Worm Image
© Samuel Lab at Harvard University

Scientists have come a step closer to gaining complete control over a mind, even if that mind belongs to a creature the size of a grain of sand. A team at Harvard University has built a computerized system to manipulate worms - making them start and stop, giving them the sensation of being touched, and even prompting them to lay eggs, as seen in the video above - by stimulating their neurons individually with laser light, all while the worms swim freely in a petri dish. The technology may help neuroscientists for the first time gain a complete understanding of the workings of an animal's nervous system.

The worm in question, Caenorhabditis elegans, is one of the most extensively studied organisms in biology: researchers have completely mapped and classified its cells - each individual has exactly 1,031 - including its 302 neurons and the 5,000 or so connections among them. But science still does not know exactly "how neurons work together in a network," says Andrew Leifer, a graduate student in biophysics at Harvard, For example, how does the worm coordinate its 100 or so muscles to relax and contract in a wave pattern as the worm swims?
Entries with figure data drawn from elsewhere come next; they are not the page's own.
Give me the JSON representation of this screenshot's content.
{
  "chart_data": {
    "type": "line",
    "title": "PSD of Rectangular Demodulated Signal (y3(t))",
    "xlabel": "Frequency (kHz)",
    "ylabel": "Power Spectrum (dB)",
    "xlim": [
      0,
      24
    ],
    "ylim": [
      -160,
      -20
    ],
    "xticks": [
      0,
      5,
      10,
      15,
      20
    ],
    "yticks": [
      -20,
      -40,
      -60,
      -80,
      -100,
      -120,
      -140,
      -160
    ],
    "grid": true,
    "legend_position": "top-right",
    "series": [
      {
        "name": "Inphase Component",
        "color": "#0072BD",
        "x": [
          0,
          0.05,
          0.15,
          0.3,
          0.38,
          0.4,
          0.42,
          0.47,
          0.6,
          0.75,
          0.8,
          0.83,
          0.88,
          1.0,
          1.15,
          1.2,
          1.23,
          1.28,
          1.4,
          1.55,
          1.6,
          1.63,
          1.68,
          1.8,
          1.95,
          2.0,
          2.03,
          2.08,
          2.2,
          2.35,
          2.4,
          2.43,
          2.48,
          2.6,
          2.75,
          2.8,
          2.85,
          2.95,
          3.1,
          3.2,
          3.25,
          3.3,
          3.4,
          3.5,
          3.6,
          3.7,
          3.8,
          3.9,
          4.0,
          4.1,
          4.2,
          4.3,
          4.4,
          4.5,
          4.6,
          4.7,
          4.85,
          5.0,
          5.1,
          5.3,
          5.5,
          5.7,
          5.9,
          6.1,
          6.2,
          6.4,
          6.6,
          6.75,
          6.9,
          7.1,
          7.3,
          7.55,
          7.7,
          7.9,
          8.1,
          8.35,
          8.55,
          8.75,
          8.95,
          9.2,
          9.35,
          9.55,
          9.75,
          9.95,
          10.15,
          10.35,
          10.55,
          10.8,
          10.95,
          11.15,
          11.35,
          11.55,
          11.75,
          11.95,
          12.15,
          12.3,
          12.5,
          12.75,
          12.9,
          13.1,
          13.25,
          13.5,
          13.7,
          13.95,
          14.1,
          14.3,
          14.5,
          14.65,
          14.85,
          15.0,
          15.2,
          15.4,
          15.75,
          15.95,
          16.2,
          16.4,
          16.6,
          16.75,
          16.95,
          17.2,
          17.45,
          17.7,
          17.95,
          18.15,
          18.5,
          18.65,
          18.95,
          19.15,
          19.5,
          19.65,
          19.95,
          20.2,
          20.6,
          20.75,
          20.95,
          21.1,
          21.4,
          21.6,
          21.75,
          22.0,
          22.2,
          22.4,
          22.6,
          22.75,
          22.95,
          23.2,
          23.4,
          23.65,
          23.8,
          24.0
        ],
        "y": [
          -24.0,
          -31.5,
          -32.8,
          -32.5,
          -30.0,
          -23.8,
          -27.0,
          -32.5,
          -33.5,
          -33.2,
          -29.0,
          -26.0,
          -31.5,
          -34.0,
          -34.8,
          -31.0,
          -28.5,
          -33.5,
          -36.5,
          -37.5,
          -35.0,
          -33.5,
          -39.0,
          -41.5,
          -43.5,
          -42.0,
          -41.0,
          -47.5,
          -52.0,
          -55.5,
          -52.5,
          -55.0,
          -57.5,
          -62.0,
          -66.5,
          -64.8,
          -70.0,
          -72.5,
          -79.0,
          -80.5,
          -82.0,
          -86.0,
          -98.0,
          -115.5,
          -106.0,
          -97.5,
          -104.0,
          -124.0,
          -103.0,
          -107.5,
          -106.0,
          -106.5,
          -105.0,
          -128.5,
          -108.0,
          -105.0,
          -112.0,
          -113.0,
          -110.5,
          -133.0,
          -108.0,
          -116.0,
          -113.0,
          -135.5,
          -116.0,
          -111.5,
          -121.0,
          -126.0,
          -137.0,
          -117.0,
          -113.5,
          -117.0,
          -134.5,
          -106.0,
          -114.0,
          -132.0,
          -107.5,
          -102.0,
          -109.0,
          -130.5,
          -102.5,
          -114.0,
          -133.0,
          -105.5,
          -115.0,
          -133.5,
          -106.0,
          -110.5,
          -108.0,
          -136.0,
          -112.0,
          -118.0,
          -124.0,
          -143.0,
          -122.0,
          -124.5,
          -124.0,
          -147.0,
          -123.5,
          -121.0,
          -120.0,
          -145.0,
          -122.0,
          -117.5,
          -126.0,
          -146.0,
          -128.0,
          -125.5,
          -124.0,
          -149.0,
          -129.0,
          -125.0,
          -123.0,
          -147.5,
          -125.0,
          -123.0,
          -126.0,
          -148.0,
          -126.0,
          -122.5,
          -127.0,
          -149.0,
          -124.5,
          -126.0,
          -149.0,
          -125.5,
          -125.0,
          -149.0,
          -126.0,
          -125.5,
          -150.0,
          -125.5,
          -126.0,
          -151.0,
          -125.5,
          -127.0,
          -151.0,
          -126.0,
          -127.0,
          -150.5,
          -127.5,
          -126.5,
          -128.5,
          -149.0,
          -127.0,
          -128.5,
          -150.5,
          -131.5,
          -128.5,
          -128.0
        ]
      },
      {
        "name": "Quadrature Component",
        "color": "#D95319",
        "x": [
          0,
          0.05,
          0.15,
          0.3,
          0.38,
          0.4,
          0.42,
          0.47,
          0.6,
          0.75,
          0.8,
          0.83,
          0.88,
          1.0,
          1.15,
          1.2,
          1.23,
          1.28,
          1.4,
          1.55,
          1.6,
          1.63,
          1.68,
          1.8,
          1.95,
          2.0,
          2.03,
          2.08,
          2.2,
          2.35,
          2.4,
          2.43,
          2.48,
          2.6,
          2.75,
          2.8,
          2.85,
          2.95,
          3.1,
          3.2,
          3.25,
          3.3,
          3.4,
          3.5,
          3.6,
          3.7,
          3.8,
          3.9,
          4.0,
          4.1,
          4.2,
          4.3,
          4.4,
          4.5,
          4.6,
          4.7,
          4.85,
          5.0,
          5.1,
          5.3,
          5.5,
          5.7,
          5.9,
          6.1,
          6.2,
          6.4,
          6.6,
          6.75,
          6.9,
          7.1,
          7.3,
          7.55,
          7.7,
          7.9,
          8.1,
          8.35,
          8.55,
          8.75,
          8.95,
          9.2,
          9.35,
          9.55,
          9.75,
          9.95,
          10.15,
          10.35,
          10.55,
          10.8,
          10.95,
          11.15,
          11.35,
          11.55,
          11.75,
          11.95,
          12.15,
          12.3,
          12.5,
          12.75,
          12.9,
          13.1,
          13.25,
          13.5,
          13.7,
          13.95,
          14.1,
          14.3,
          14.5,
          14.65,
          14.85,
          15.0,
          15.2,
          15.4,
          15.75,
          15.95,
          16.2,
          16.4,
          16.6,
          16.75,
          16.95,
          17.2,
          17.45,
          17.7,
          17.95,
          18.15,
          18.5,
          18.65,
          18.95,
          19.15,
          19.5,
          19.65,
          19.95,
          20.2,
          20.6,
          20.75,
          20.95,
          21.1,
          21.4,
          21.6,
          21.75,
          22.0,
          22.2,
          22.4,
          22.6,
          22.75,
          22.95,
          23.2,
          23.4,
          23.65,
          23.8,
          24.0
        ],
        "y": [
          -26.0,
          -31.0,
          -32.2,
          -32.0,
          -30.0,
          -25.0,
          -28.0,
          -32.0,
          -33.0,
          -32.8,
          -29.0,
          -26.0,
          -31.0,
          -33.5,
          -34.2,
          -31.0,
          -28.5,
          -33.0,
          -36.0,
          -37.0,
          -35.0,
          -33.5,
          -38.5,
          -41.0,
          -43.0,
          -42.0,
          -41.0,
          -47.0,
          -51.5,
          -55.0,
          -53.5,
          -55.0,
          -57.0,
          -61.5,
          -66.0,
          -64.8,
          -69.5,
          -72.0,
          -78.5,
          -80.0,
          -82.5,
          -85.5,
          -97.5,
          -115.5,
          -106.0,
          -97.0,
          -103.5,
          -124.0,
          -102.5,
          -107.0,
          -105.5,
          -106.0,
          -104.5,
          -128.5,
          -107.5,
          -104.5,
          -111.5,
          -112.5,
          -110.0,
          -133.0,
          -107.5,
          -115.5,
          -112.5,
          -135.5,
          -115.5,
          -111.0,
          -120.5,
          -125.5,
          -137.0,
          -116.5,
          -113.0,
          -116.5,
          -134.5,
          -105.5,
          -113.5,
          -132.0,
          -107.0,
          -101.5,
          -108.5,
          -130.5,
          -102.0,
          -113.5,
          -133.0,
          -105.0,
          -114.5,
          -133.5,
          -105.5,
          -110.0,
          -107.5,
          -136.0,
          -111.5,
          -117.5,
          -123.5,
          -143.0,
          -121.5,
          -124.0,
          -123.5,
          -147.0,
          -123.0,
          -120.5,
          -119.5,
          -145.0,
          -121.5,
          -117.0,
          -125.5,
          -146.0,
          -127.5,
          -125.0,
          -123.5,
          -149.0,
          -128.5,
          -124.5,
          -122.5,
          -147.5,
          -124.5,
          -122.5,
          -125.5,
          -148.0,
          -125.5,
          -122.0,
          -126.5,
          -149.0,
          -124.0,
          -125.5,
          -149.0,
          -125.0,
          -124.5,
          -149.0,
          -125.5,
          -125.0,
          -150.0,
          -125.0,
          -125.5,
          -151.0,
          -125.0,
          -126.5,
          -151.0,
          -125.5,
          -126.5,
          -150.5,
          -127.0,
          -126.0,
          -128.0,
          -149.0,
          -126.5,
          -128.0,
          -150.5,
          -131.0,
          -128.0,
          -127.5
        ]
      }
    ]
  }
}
Inducing a worm to lay eggs with laser light from Samuel Lab on Vimeo.

To find out, Leifer and his collaborators genetically engineered the one-millimeter-long nematode worm to make particular cells in its body sensitive to light, a technique called optogenetics, developed in recent years by Stanford University psychiatrist and bioengineer Karl Deisseroth [see Deisseroth's Controlling the Brain with Light, Scientific American, November 2010]. Because the worm's body is transparent, sharply focused lasers, pointed with an accuracy of 30 microns, could turn on or suppress individual neurons with no need for electrodes or other invasive methods. Leifer placed a microscope on a custom-built stage to track the worm as it swam around in a dish. He also wrote software that analyzed the microscope's images to locate the target neurons, and then pointed and fired the lasers accordingly - all at a rate of 50 frames per second. The results were published online January 16 in Nature Methods (Scientific American is part of Nature Publishing Group).

Other teams have performed optogenetic studies and controlled individual neurons on immobilized worms. But, to understand the organism's physiology, says Leifer, it is necessary to manipulate it as it swims freely. He and his collaborators were able to show, for example, that during swimming, motor signals move down the body through muscle cells themselves as well as through nerve connections, by selectively blocking sections of its musculature and nervous system. In the video below, one can see the worm stopping as laser light inhibits motor neurons in the front of its body



Disrupting locomotion by inhibiting motor neurons of a worm with laser light from Samuel Lab on Vimeo.

The team also tested its technology's potential by making a worm lay eggs and by showing that a particular neuron processes information from touch-sensing cells. In the video below, blue laser light induces a sensation of touch by stimulating those cells, and the worm, sensing that it has bumped into some object, reverses course.



Stimulating a worm's anterior touch receptors (AVM and ALM) with laser light from Samuel Lab on Vimeo.

The technique ""greatly enhances the capabilities for optogenetic control"" in worms, says Deisseroth.Leifer hopes it could some day help scientists create complete simulations of the organism's behavior. "Hopefully, we'll be able to make a computational model of the entire nervous system," he says. In a way, that would be like "uploading a mind," though a rudimentary one.